结合第二方面至第四种可能的实施方式中的任意一种,在第五种可能的实施方式中,n个权重因子包括:业务级权重因子和资源级权重因子中的一种或多种;
业务级权重因子包括:访问频度和业务对象的记录数的一种或多种;
资源级权重因子包括:CPU占用率、内存占用率、磁盘空间占用率、IO接口吞吐量中的一种或多种。
第三方面,本申请提供了一种数据均衡装置,包括:
一个或多个处理器、存储器、总线系统、收发器以及一个或多个程序,处理器、存储器和收发器通过总线系统相连;
其中一个或多个程序被存储在存储器中,一个或多个程序包括指令,指令当被终端执行时使终端执行如第一方面至第一方面的第七种可能的实施方式中的任意一种。
第四方面,本申请提供了一种存储一个或多个程序的计算机可读存储介质,一个或多个程序包括指令,指令当被数据均衡装置执行时使数据均衡装置执行如第一方面至第一方面的第七种可能的实施方式中的任意一种。
附图说明
为了更清楚地说明本发明实施例或现有技术中的技术方案,下面将对实施例或现有技术描述中所需要使用的附图作简单地介绍,显而易见地,下面描述中的附图仅仅是本发明的一些实施例,对于本领域普通技术人员来讲,在不付出创造性劳动的前提下,还可以根据这些附图获得其他的附图。
图1是本发明实施例提供的一种分布式数据库系统的结构示意图;
图2是本发明实施例提供的一种数据均衡方法的流程示意图;
图3是本发明实施例提供的一种数据均衡方法的另一流程示意图;
图4是本发明实施例提供的一种迁移规则的流程示意图;
图5是本发明实施例提供的一种数据均衡装置的结构示意图。
图6是本发明实施例提供的一种数据均衡装置的另一结构示意图。
具体实施方式
下面将结合本发明实施例中的附图,对本发明实施例中的技术方案进行清 楚、完整地描述,显然,所描述的实施例仅仅是本发明一部分实施例,而不是全部的实施例。
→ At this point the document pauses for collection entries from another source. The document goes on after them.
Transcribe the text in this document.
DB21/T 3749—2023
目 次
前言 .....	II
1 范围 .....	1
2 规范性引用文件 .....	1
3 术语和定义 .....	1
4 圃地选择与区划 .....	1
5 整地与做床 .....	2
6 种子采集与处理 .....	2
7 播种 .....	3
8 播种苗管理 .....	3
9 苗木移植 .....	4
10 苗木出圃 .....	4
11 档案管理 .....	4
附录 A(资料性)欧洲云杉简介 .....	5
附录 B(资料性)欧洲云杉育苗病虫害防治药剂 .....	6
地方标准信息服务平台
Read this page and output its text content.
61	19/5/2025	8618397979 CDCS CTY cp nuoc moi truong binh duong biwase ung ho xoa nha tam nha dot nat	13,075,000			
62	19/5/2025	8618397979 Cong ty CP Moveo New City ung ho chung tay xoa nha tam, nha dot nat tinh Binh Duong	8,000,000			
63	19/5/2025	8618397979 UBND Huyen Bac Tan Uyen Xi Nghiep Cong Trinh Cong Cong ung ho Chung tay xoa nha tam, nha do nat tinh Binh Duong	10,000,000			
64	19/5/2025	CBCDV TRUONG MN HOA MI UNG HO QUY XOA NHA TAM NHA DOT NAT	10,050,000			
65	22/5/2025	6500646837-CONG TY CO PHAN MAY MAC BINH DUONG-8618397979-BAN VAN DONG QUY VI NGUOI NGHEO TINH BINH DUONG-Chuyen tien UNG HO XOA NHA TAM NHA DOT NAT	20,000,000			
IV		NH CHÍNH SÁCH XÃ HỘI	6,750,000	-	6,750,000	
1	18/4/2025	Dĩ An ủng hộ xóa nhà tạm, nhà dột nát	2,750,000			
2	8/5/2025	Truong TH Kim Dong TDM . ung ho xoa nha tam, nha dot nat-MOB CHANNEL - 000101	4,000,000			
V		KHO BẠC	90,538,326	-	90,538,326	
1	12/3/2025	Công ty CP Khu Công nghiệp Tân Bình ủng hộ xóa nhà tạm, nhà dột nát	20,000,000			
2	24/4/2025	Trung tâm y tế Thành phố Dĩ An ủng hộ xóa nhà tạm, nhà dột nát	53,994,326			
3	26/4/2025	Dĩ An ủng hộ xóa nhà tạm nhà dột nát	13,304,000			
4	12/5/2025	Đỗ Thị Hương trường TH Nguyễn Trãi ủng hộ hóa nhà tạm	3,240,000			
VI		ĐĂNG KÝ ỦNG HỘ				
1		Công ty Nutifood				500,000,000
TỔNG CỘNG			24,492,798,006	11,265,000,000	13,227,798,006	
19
基于本发明中的实施例,本领域普通技术人员在没有作出创造性劳动前提下所获得的所有其他实施例,都属于本发明保护的范围。
参见图1,为本发明实施例提供的基于哈希一致性的分布式数据库系统的结构示意图,在本发明实施例中,分布式数据库系统包括至少一个客户端、元数据服务器、数据节点服务器和存储网络。至少一个客户端通过IP网络分别与元数据服务器和数据节点服务器进行通信,其中,客户端与元数据服务器或数据节点服务器之间的通信接口可以TCP(Transmission Control Protocol,传输控制协议,简称TCP)接口或UDP接口(User Datagram Protocol,用户数据报协议,简称UDP)。元数据服务器包括数据均衡装置,元数据服务器可以采用独立部署的方式,例如可采用小型机、X86计算机、个人计算机服务器PC server进行部署,也可以和数据节点服务器合设。数据节点服务器包括多个物理节点,物理节点可以为小型机、X86计算机或个人计算机服务器PC server等,多个物理节点的数据可存储在存储网络的存储介质中,多个物理节点与存储网络之间通过块IO(Block IO)进行读写,即以Block的方式对存储介质进行读写,存储介质可以是HDD(Hard Disk Drive,硬盘驱动器,简称HDD)、SSD(Solid State Drives,固态硬盘,简称SSD)或内存等。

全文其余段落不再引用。